Die Challenge für den Reseller
Der wichtigste Grund für Reseller, sich in dieses Thema einzuarbeiten, liegt auf der Hand – an allen Ecken und Enden der IT mangelt es an Fachkräften. Und die Automatisierung des Geräte-Supports kann, wenn man Pidas’ Einschätzung der Effizienzsteigerung Glauben schenkt, enorm viele dieser begehrten und teuren Arbeitskräfte einsparen. Der für Waniek kritische Erfolgsfaktor für die Reseller ist aber, dass es ihnen gelingt, Sensibilisierungskampagnen bei ihren Kunden zu fahren. «Man muss sich bewusst machen, wie weit die User in der Digitalisierung im privaten Leben sind und das auf das Verhalten im Unternehmen ummünzen. Es ist leider schlicht falsch, wenn Unternehmen behaupten, dass ihre Mitarbeitenden nicht mit Bots umgehen können. Man muss dann enorm viele Fragen stellen, zuhören und versuchen zu verstehen, wo der Schuh im Support-Bereich drückt», so sein Rat an die Reseller.

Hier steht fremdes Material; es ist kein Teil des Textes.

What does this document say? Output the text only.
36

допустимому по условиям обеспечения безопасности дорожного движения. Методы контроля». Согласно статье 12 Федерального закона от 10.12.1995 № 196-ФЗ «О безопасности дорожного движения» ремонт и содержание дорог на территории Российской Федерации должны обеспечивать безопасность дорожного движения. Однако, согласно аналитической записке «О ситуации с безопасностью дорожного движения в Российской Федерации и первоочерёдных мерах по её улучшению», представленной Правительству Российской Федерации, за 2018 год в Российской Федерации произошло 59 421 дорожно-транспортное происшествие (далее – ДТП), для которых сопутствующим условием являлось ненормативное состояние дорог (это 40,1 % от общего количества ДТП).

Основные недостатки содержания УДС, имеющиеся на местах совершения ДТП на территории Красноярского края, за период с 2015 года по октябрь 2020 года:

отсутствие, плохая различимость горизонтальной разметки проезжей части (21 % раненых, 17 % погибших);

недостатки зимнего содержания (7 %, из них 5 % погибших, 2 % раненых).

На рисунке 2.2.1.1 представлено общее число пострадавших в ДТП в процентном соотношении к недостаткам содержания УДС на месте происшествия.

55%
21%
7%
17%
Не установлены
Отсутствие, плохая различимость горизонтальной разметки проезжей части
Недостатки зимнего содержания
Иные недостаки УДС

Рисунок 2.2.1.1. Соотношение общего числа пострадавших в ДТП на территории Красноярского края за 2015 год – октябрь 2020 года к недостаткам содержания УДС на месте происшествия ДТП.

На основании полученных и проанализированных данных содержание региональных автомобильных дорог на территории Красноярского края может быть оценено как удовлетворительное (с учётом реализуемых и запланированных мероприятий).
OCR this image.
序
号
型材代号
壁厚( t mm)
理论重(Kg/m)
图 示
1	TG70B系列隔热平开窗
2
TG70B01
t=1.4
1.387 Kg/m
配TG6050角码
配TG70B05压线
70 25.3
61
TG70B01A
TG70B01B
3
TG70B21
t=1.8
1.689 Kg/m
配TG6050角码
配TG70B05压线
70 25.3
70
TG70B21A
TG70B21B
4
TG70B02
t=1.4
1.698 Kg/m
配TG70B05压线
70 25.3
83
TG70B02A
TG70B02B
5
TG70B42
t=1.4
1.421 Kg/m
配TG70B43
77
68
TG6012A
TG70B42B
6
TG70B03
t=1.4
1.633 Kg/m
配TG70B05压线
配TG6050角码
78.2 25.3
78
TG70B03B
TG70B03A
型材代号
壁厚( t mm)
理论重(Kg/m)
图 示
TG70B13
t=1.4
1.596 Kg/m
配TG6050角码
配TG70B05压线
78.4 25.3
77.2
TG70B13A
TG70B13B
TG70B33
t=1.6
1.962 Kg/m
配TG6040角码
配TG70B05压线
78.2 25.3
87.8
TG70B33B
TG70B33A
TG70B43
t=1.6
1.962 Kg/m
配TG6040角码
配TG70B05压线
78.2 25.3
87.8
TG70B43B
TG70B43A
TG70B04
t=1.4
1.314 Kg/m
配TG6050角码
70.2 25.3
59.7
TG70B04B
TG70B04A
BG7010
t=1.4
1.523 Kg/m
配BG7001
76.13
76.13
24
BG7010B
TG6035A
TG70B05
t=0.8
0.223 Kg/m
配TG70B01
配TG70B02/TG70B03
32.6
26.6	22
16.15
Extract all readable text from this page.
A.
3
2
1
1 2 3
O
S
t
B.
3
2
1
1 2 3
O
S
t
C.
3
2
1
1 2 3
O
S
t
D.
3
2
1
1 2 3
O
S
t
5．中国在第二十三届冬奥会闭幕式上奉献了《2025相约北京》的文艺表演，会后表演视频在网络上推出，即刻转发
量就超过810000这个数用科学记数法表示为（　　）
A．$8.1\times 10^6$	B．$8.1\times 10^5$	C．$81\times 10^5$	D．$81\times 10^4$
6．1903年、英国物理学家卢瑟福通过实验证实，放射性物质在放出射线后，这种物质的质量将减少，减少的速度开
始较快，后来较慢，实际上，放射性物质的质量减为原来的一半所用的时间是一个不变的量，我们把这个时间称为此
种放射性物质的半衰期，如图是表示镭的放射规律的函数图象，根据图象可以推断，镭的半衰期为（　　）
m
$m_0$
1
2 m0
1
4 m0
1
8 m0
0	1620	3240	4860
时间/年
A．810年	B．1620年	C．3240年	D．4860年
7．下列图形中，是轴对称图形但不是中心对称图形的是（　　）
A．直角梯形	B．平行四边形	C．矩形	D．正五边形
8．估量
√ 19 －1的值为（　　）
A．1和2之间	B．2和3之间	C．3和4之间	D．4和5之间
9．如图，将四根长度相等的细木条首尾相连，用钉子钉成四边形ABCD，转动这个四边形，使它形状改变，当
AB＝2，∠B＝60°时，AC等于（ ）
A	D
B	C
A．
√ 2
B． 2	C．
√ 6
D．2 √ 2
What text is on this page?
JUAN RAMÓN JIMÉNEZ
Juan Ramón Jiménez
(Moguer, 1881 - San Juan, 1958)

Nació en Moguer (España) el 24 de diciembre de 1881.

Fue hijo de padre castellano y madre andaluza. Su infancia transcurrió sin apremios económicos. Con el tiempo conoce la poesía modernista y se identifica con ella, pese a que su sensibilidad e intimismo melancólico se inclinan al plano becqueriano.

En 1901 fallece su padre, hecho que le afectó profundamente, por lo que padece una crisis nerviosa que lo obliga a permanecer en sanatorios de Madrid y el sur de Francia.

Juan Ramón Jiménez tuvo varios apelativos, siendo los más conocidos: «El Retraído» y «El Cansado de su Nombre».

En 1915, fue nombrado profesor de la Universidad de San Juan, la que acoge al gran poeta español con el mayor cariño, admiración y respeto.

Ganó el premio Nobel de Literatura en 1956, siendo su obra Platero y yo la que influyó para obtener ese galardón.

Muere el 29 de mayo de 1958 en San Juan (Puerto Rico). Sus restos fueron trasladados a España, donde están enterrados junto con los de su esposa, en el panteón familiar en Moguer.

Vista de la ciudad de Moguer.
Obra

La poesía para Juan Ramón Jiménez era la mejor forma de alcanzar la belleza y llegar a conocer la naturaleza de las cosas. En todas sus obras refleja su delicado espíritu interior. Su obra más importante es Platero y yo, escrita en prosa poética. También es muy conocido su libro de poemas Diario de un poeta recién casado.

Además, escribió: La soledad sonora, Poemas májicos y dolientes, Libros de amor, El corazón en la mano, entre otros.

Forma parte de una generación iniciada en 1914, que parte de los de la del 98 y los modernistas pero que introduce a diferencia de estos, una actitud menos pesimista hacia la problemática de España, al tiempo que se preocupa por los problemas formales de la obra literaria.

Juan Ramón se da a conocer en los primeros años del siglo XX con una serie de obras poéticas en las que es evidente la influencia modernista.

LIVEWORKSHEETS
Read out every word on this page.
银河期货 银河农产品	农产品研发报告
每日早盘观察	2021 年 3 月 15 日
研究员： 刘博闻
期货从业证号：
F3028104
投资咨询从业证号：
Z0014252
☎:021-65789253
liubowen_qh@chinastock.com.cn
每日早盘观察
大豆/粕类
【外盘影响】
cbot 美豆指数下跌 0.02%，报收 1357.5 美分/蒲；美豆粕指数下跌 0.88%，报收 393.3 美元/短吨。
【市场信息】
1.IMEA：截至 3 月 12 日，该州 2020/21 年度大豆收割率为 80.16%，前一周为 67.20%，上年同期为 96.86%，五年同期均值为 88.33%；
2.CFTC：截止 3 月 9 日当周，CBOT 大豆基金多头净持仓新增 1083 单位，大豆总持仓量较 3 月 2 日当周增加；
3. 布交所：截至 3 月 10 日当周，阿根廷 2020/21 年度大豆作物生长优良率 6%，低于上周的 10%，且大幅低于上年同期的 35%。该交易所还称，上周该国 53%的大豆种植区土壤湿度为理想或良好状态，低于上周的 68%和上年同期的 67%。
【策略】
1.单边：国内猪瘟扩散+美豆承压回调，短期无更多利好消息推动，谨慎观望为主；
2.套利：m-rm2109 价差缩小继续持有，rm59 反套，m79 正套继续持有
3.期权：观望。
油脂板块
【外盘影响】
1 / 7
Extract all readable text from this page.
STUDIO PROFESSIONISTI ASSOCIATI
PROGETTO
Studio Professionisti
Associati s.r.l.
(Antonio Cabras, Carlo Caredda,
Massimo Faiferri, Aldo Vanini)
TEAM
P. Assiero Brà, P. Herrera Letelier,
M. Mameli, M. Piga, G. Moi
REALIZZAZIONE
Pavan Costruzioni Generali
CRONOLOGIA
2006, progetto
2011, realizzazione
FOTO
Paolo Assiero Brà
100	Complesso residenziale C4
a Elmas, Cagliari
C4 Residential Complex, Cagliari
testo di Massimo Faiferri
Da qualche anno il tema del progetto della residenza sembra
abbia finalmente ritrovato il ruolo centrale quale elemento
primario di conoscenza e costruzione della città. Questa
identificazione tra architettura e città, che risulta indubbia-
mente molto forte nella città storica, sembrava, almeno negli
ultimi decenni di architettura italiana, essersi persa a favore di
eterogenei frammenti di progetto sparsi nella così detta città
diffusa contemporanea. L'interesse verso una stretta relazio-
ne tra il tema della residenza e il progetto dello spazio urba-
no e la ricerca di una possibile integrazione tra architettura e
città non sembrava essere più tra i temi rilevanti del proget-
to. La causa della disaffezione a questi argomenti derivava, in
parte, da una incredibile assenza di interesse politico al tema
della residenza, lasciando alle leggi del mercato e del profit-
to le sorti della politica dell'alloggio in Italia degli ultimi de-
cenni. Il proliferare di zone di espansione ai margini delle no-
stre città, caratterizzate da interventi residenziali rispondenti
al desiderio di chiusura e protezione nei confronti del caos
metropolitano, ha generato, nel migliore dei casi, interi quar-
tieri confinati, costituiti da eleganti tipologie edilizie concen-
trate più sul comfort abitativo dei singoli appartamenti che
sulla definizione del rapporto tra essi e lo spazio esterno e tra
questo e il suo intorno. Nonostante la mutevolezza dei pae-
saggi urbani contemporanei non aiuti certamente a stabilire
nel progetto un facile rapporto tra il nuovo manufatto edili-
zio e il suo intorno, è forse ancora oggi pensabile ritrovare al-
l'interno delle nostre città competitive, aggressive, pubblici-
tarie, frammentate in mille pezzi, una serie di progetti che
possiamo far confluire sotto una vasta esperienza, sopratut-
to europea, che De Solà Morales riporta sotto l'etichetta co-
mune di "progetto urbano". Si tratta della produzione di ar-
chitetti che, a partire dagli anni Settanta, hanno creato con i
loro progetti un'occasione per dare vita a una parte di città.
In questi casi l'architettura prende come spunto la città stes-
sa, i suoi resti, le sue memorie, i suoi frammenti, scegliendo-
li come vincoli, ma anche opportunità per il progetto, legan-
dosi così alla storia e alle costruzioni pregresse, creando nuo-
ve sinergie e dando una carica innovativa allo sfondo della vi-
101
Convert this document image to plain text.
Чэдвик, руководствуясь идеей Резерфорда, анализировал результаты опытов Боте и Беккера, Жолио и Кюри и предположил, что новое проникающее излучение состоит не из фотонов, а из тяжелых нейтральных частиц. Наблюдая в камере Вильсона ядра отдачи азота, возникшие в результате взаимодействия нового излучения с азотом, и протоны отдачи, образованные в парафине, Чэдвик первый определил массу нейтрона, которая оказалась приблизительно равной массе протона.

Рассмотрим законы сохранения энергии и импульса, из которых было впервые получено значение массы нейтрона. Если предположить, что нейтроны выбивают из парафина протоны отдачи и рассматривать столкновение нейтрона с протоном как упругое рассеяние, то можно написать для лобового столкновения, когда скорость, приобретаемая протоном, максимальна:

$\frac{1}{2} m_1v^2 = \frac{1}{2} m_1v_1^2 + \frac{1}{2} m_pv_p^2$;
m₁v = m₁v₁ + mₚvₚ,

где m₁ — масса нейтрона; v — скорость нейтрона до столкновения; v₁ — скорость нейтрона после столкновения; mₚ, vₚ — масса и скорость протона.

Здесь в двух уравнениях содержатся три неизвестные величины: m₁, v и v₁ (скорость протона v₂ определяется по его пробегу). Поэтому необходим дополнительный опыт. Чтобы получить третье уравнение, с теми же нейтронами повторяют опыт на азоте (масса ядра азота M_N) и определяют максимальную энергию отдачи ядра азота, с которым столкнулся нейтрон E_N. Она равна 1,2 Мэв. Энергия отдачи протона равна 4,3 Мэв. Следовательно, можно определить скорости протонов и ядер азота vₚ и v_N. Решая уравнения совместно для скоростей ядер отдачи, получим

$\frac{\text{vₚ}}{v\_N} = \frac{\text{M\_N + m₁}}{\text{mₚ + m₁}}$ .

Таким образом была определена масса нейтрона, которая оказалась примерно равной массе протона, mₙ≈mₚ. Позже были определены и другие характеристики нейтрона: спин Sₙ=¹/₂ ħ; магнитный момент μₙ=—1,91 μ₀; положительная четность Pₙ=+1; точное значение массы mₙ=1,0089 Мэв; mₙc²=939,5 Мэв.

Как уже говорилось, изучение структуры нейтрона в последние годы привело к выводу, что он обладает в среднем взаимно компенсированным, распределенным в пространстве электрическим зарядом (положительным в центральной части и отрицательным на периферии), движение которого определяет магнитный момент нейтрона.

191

Seiner Erfahrung nach lohnt es sich für die Dienstleister, dieses Thema mutig bei den Kunden anzusprechen, dabei aber darauf zu achten, diese nicht zu überfordern. Change Management ist laut Waniek daher die zentrale Herausforderung, der sich die Reseller stellen müssen, wenn sie vorhaben, bei ihren Kunden mit der Automatisierung des Geräte-Supports zu starten. Wenn das gelingt, würden die Erfahrungen und entsprechenden Feedbacks aus den Supportfällen sehr positiv ausfallen und die Wahrscheinlichkeit einer Weiterempfehlung sei gross.
Sensibilisierung und Mut
Für die Zukunft rechnet er mit dem weiter wachsenden Bedürfnis der Endnutzer nach Flexibilität, was sich auf die Unternehmen auswirken wird. «Damit müssen wir uns auch IT-Support-seitig darauf vorbereiten, dass es weiter in diese Richtung geht», so Waniek. «Beispielsweise werden Security-Themen damit auch im Support immer wichtiger.» Weiter rechnet er damit, dass Probleme in den Lieferketten ebenfalls weiterhin ein Hindernis für einen reibungslosen Betrieb sein dürften, was wiederum ein intelligentes Geräte-Lifecycle-Management wertvoller macht. Und zuletzt wird seiner Einschätzung nach auch der Einsatz von KI-Technologie rasch zunehmen. «Hier gilt es, die Use Cases zu finden, die uns wirklich voranbringen. Ein Beispiel, an dem wir aktuell selbst intensiv arbeiten, ist E-Mail-Automatisierung mit KI und ChatGPT-Integration.»
Aber alles lässt sich natürlich nicht automatisieren, wie er zum Schluss betont. Es geht bei diesem Thema wie so oft um Fragen rund um Sinn, Nutzen und Verhältnismässigkeit. Und – wohl fast noch wichtiger – «um Sensibilisierung und Mut von allen Seiten», so Waniek abschliessend.